We have a lovely business mentor, Katy, who has given us some of the best advice. The one that has really stuck and we didn’t anticipate was testing. Testing your idea, testing your website, test the product, use the product and experience what the customer experiences. Most importantly acknowledge and learn when your testing demonstrates something isn’t working — your big idea for instances. If you are a fan of Dragon’s Den I’m sure you’ve seen those products that people have put tons of time, energy and money into producing without testing the concept first. They didn’t check to see if it was actually needed. Instead they had a product no one wanted and a business that was no long viable unless it was able to adapt.
The lesson that your idea is just not needed right now can be a hard pill to swallow. We’ve done surveys online, conversations with friends and family and will be further testing the idea at markets and getting people’s feedback. We’re always open to change and to adjust our product so that it fills the need of gardeners in New Zealand.

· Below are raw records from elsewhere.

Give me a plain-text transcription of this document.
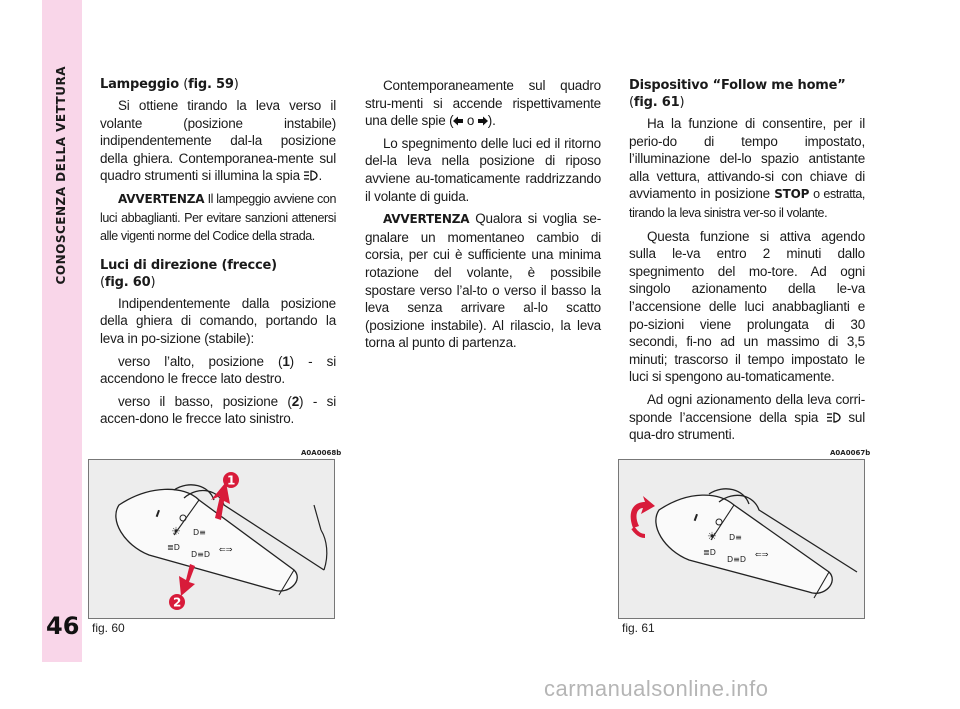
CONOSCENZA DELLA VETTURA
46
Lampeggio (fig. 59)

Si ottiene tirando la leva verso il volante (posizione instabile) indipendentemente dal-la posizione della ghiera. Contemporanea-mente sul quadro strumenti si illumina la spia .

AVVERTENZA Il lampeggio avviene con luci abbaglianti. Per evitare sanzioni attenersi alle vigenti norme del Codice della strada.

Luci di direzione (frecce)
(fig. 60)

Indipendentemente dalla posizione della ghiera di comando, portando la leva in po-sizione (stabile):

verso l’alto, posizione (1) - si accendono le frecce lato destro.

verso il basso, posizione (2) - si accen-dono le frecce lato sinistro.

Contemporaneamente sul quadro stru-menti si accende rispettivamente una delle spie ( o ).

Lo spegnimento delle luci ed il ritorno del-la leva nella posizione di riposo avviene au-tomaticamente raddrizzando il volante di guida.

AVVERTENZA Qualora si voglia se-gnalare un momentaneo cambio di corsia, per cui è sufficiente una minima rotazione del volante, è possibile spostare verso l’al-to o verso il basso la leva senza arrivare al-lo scatto (posizione instabile). Al rilascio, la leva torna al punto di partenza.

Dispositivo “Follow me home”
(fig. 61)

Ha la funzione di consentire, per il perio-do di tempo impostato, l’illuminazione del-lo spazio antistante alla vettura, attivando-si con chiave di avviamento in posizione STOP o estratta, tirando la leva sinistra ver-so il volante.

Questa funzione si attiva agendo sulla le-va entro 2 minuti dallo spegnimento del mo-tore. Ad ogni singolo azionamento della le-va l’accensione delle luci anabbaglianti e po-sizioni viene prolungata di 30 secondi, fi-no ad un massimo di 3,5 minuti; trascorso il tempo impostato le luci si spengono au-tomaticamente.

Ad ogni azionamento della leva corri-sponde l’accensione della spia  sul qua-dro strumenti.

A0A0068b
☀ D≡
≣D
D≡D
⇐⇒
1
2
fig. 60
A0A0067b
☀ D≡
≣D
D≡D
⇐⇒
fig. 61
carmanualsonline.info
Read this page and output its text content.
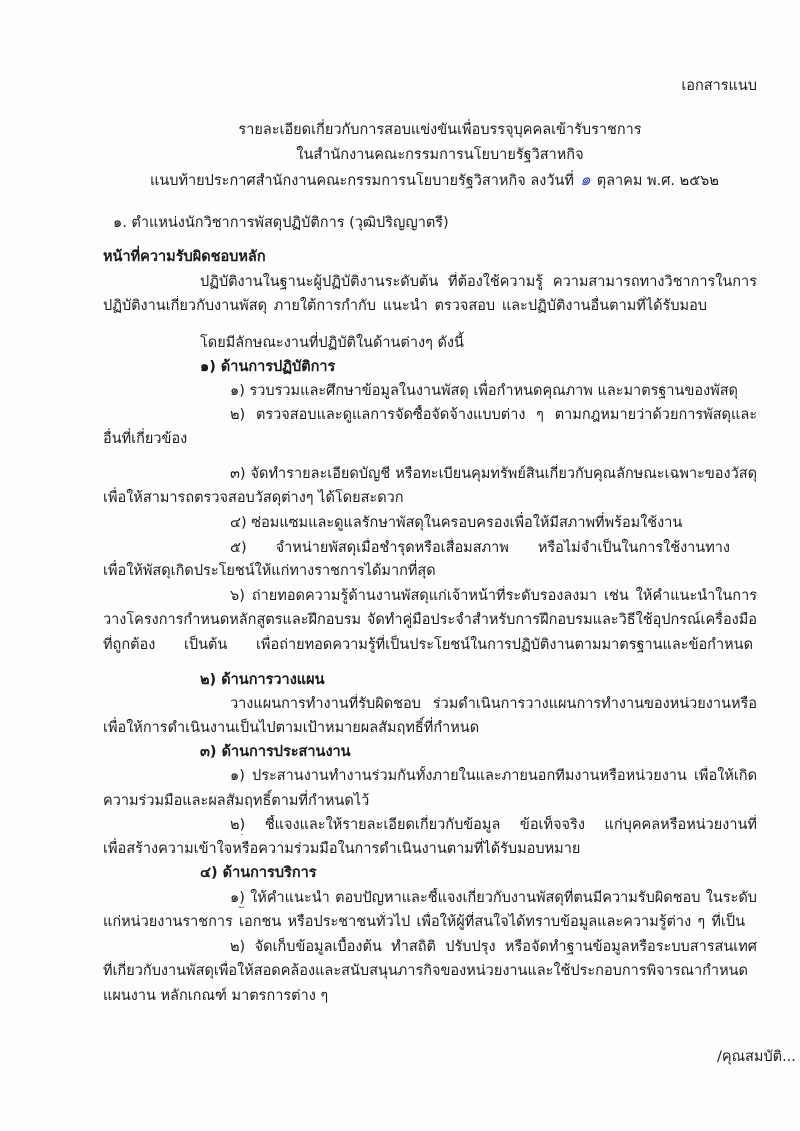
เอกสารแนบ
รายละเอียดเกี่ยวกับการสอบแข่งขันเพื่อบรรจุบุคคลเข้ารับราชการ
ในสำนักงานคณะกรรมการนโยบายรัฐวิสาหกิจ
แนบท้ายประกาศสำนักงานคณะกรรมการนโยบายรัฐวิสาหกิจ ลงวันที่ ๑ ตุลาคม พ.ศ. ๒๕๖๒
๑. ตำแหน่งนักวิชาการพัสดุปฏิบัติการ (วุฒิปริญญาตรี)
หน้าที่ความรับผิดชอบหลัก
ปฏิบัติงานในฐานะผู้ปฏิบัติงานระดับต้น ที่ต้องใช้ความรู้ ความสามารถทางวิชาการในการ
ปฏิบัติงานเกี่ยวกับงานพัสดุ ภายใต้การกำกับ แนะนำ ตรวจสอบ และปฏิบัติงานอื่นตามที่ได้รับมอบ
โดยมีลักษณะงานที่ปฏิบัติในด้านต่างๆ ดังนี้
๑) ด้านการปฏิบัติการ
๑) รวบรวมและศึกษาข้อมูลในงานพัสดุ เพื่อกำหนดคุณภาพ และมาตรฐานของพัสดุ
๒) ตรวจสอบและดูแลการจัดซื้อจัดจ้างแบบต่าง ๆ ตามกฎหมายว่าด้วยการพัสดุและ
อื่นที่เกี่ยวข้อง
๓) จัดทำรายละเอียดบัญชี หรือทะเบียนคุมทรัพย์สินเกี่ยวกับคุณลักษณะเฉพาะของวัสดุ
เพื่อให้สามารถตรวจสอบวัสดุต่างๆ ได้โดยสะดวก
๔) ซ่อมแซมและดูแลรักษาพัสดุในครอบครองเพื่อให้มีสภาพที่พร้อมใช้งาน
๕) จำหน่ายพัสดุเมื่อชำรุดหรือเสื่อมสภาพ หรือไม่จำเป็นในการใช้งานทาง
เพื่อให้พัสดุเกิดประโยชน์ให้แก่ทางราชการได้มากที่สุด
๖) ถ่ายทอดความรู้ด้านงานพัสดุแก่เจ้าหน้าที่ระดับรองลงมา เช่น ให้คำแนะนำในการ
วางโครงการกำหนดหลักสูตรและฝึกอบรม จัดทำคู่มือประจำสำหรับการฝึกอบรมและวิธีใช้อุปกรณ์เครื่องมือ
ที่ถูกต้อง เป็นต้น เพื่อถ่ายทอดความรู้ที่เป็นประโยชน์ในการปฏิบัติงานตามมาตรฐานและข้อกำหนด
๒) ด้านการวางแผน
วางแผนการทำงานที่รับผิดชอบ ร่วมดำเนินการวางแผนการทำงานของหน่วยงานหรือ
เพื่อให้การดำเนินงานเป็นไปตามเป้าหมายผลสัมฤทธิ์ที่กำหนด
๓) ด้านการประสานงาน
๑) ประสานงานทำงานร่วมกันทั้งภายในและภายนอกทีมงานหรือหน่วยงาน เพื่อให้เกิด
ความร่วมมือและผลสัมฤทธิ์ตามที่กำหนดไว้
๒) ชี้แจงและให้รายละเอียดเกี่ยวกับข้อมูล ข้อเท็จจริง แก่บุคคลหรือหน่วยงานที่
เพื่อสร้างความเข้าใจหรือความร่วมมือในการดำเนินงานตามที่ได้รับมอบหมาย
๔) ด้านการบริการ
๑) ให้คำแนะนำ ตอบปัญหาและชี้แจงเกี่ยวกับงานพัสดุที่ตนมีความรับผิดชอบ ในระดับ
แก่หน่วยงานราชการ เอกชน หรือประชาชนทั่วไป เพื่อให้ผู้ที่สนใจได้ทราบข้อมูลและความรู้ต่าง ๆ ที่เป็น
๒) จัดเก็บข้อมูลเบื้องต้น ทำสถิติ ปรับปรุง หรือจัดทำฐานข้อมูลหรือระบบสารสนเทศ
ที่เกี่ยวกับงานพัสดุเพื่อให้สอดคล้องและสนับสนุนภารกิจของหน่วยงานและใช้ประกอบการพิจารณากำหนด
แผนงาน หลักเกณฑ์ มาตรการต่าง ๆ
/คุณสมบัติ...
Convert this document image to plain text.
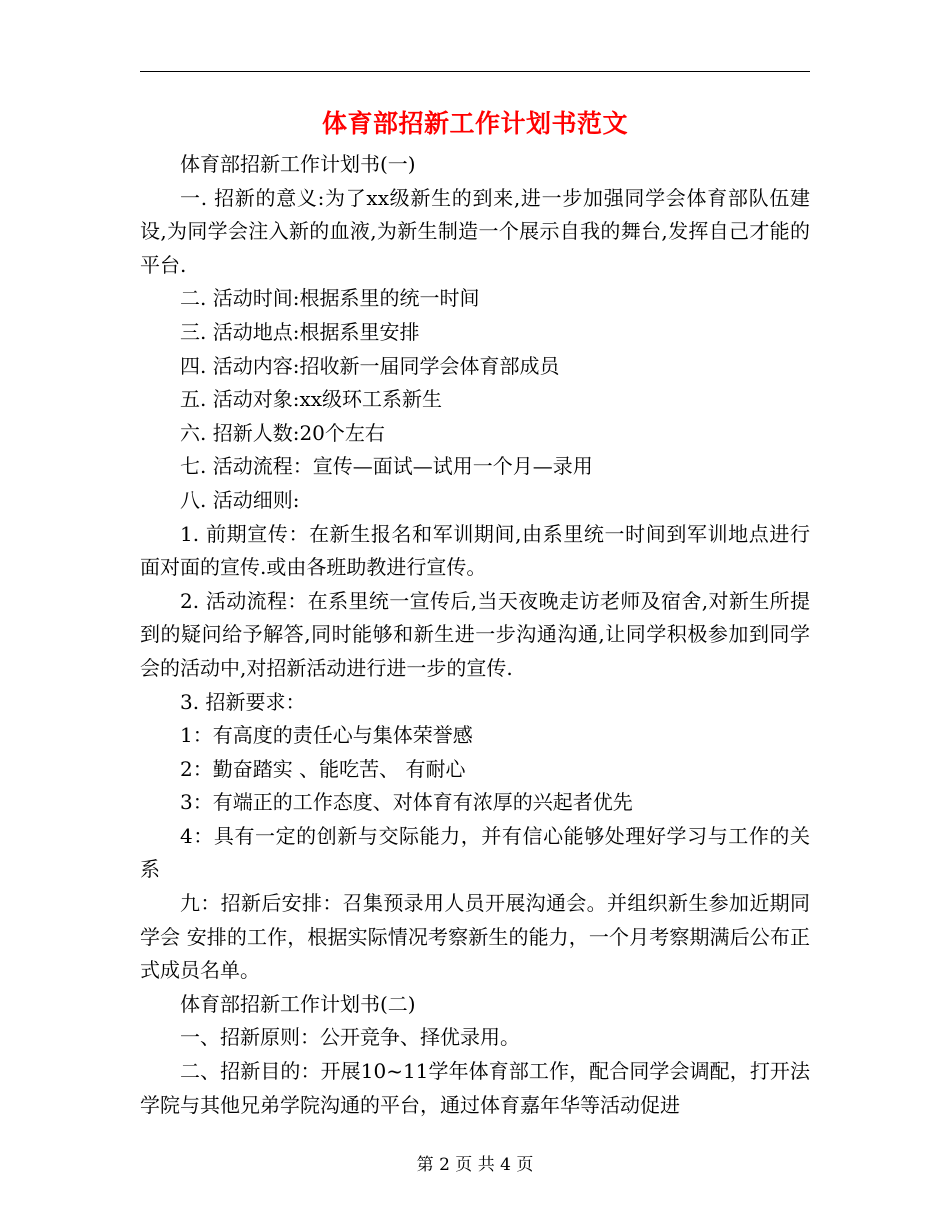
体育部招新工作计划书范文

体育部招新工作计划书(一)

一. 招新的意义:为了xx级新生的到来,进一步加强同学会体育部队伍建设,为同学会注入新的血液,为新生制造一个展示自我的舞台,发挥自己才能的平台.

二. 活动时间:根据系里的统一时间

三. 活动地点:根据系里安排

四. 活动内容:招收新一届同学会体育部成员

五. 活动对象:xx级环工系新生

六. 招新人数:20个左右

七. 活动流程：宣传—面试—试用一个月—录用

八. 活动细则:

1. 前期宣传：在新生报名和军训期间,由系里统一时间到军训地点进行面对面的宣传.或由各班助教进行宣传。

2. 活动流程：在系里统一宣传后,当天夜晚走访老师及宿舍,对新生所提到的疑问给予解答,同时能够和新生进一步沟通沟通,让同学积极参加到同学会的活动中,对招新活动进行进一步的宣传.

3. 招新要求：

1：有高度的责任心与集体荣誉感

2：勤奋踏实 、能吃苦、 有耐心

3：有端正的工作态度、对体育有浓厚的兴起者优先

4：具有一定的创新与交际能力，并有信心能够处理好学习与工作的关系

九：招新后安排：召集预录用人员开展沟通会。并组织新生参加近期同学会 安排的工作，根据实际情况考察新生的能力，一个月考察期满后公布正式成员名单。

体育部招新工作计划书(二)

一、招新原则：公开竞争、择优录用。

二、招新目的：开展10~11学年体育部工作，配合同学会调配，打开法学院与其他兄弟学院沟通的平台，通过体育嘉年华等活动促进

第 2 页 共 4 页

One idea that I’m excited about is something that we’ve been mulling over on how to do. We want to provide information on hand when customers received their subscriptions. A hardcopy newsletter or a pamphlet or an informational letter we’re all options we went through. In the end we created these postcards:
With each seed you’ll get a postcard that gives information about growing the plant. On the back is room to write dates seeds were planted and observations about the season. Those postcards can then be added to a book ring. Each month, you’ll be adding more and more postcards thus creating your own little gardening resource with your observations. Come next season you can flick back on the season previous to recall your challenges and successes that will inform your growing for the current season. I see these as something that may evolve overtime with feedback from customers and I’m keen to see where it could go.
What we have learned thus far in building our business is the importance of adapting. If something feels not quiet right, take the time to rethink it. The difference between the website when we first created to where it is now is significant. And I think our product will evolve as well and I can’t wait to see Great Cultivations evolution.